In the recent years, several clinical studies have been conducted to gain insights into the efficacy of Orthokeratology in myopia correction.
In 2015, the Australia based School of Optometry and Vision Science’s Research in OK Group published the findings of a randomized contralateral eye clinical trial where a comparison was carried out between the myopia control effects of conventional daily wear lens and OK lens.
The results of this study showed significant axial eye growth inhibition after wearing OK lens.
According to noted Orthokeratologist Dr. Ken Maller, Ortho K can be an excellent option for parents of young kids with deteriorating eyesight, rather than relying on conventional approaches such as multifocal soft lenses or atropine drops.
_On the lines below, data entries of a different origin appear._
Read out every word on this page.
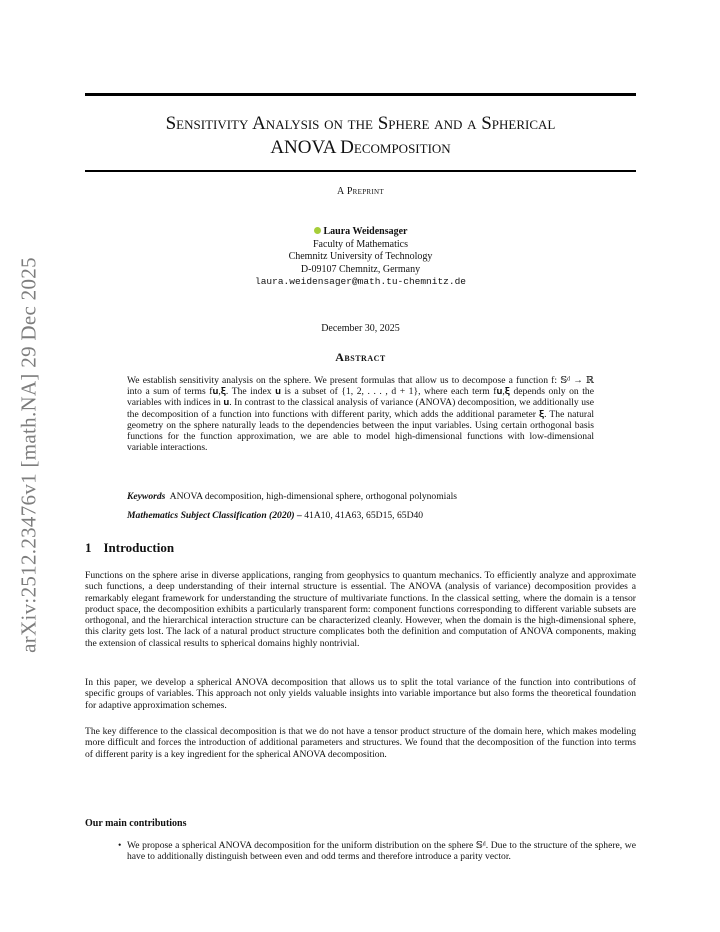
arXiv:2512.23476v1 [math.NA] 29 Dec 2025
Sensitivity Analysis on the Sphere and a Spherical
ANOVA Decomposition
A Preprint
Laura Weidensager
Faculty of Mathematics
Chemnitz University of Technology
D-09107 Chemnitz, Germany
laura.weidensager@math.tu-chemnitz.de
December 30, 2025
Abstract
We establish sensitivity analysis on the sphere. We present formulas that allow us to decompose a function f: 𝕊ᵈ → ℝ into a sum of terms f𝐮,𝛏. The index 𝐮 is a subset of {1, 2, . . . , d + 1}, where each term f𝐮,𝛏 depends only on the variables with indices in 𝐮. In contrast to the classical analysis of variance (ANOVA) decomposition, we additionally use the decomposition of a function into functions with different parity, which adds the additional parameter 𝛏. The natural geometry on the sphere naturally leads to the dependencies between the input variables. Using certain orthogonal basis functions for the function approximation, we are able to model high-dimensional functions with low-dimensional variable interactions.
Keywords ANOVA decomposition, high-dimensional sphere, orthogonal polynomials
Mathematics Subject Classification (2020) – 41A10, 41A63, 65D15, 65D40
1 Introduction
Functions on the sphere arise in diverse applications, ranging from geophysics to quantum mechanics. To efficiently analyze and approximate such functions, a deep understanding of their internal structure is essential. The ANOVA (analysis of variance) decomposition provides a remarkably elegant framework for understanding the structure of multivariate functions. In the classical setting, where the domain is a tensor product space, the decomposition exhibits a particularly transparent form: component functions corresponding to different variable subsets are orthogonal, and the hierarchical interaction structure can be characterized cleanly. However, when the domain is the high-dimensional sphere, this clarity gets lost. The lack of a natural product structure complicates both the definition and computation of ANOVA components, making the extension of classical results to spherical domains highly nontrivial.
In this paper, we develop a spherical ANOVA decomposition that allows us to split the total variance of the function into contributions of specific groups of variables. This approach not only yields valuable insights into variable importance but also forms the theoretical foundation for adaptive approximation schemes.
The key difference to the classical decomposition is that we do not have a tensor product structure of the domain here, which makes modeling more difficult and forces the introduction of additional parameters and structures. We found that the decomposition of the function into terms of different parity is a key ingredient for the spherical ANOVA decomposition.
Our main contributions
• We propose a spherical ANOVA decomposition for the uniform distribution on the sphere 𝕊ᵈ. Due to the structure of the sphere, we have to additionally distinguish between even and odd terms and therefore introduce a parity vector.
“First, I’m not as enthusiastic about atropine as I am about Orthokeratology. For the most part, they are both effective at myopia control. I think we can agree on that. However, this goes back to taking care of the individual, and not just the myopia control issue. Ortho K frees the kid and allows them to function and be a kid with great vision all day long with no visual impairment or handicapping whatsoever. Whereas atropine, at best, fails to correct their vision, so they still need to wear glasses, and at worst, actually impairs them even more than just the myopia, because now they’re light sensitive and they’ve lost some accommodative function,” says Dr. Maller.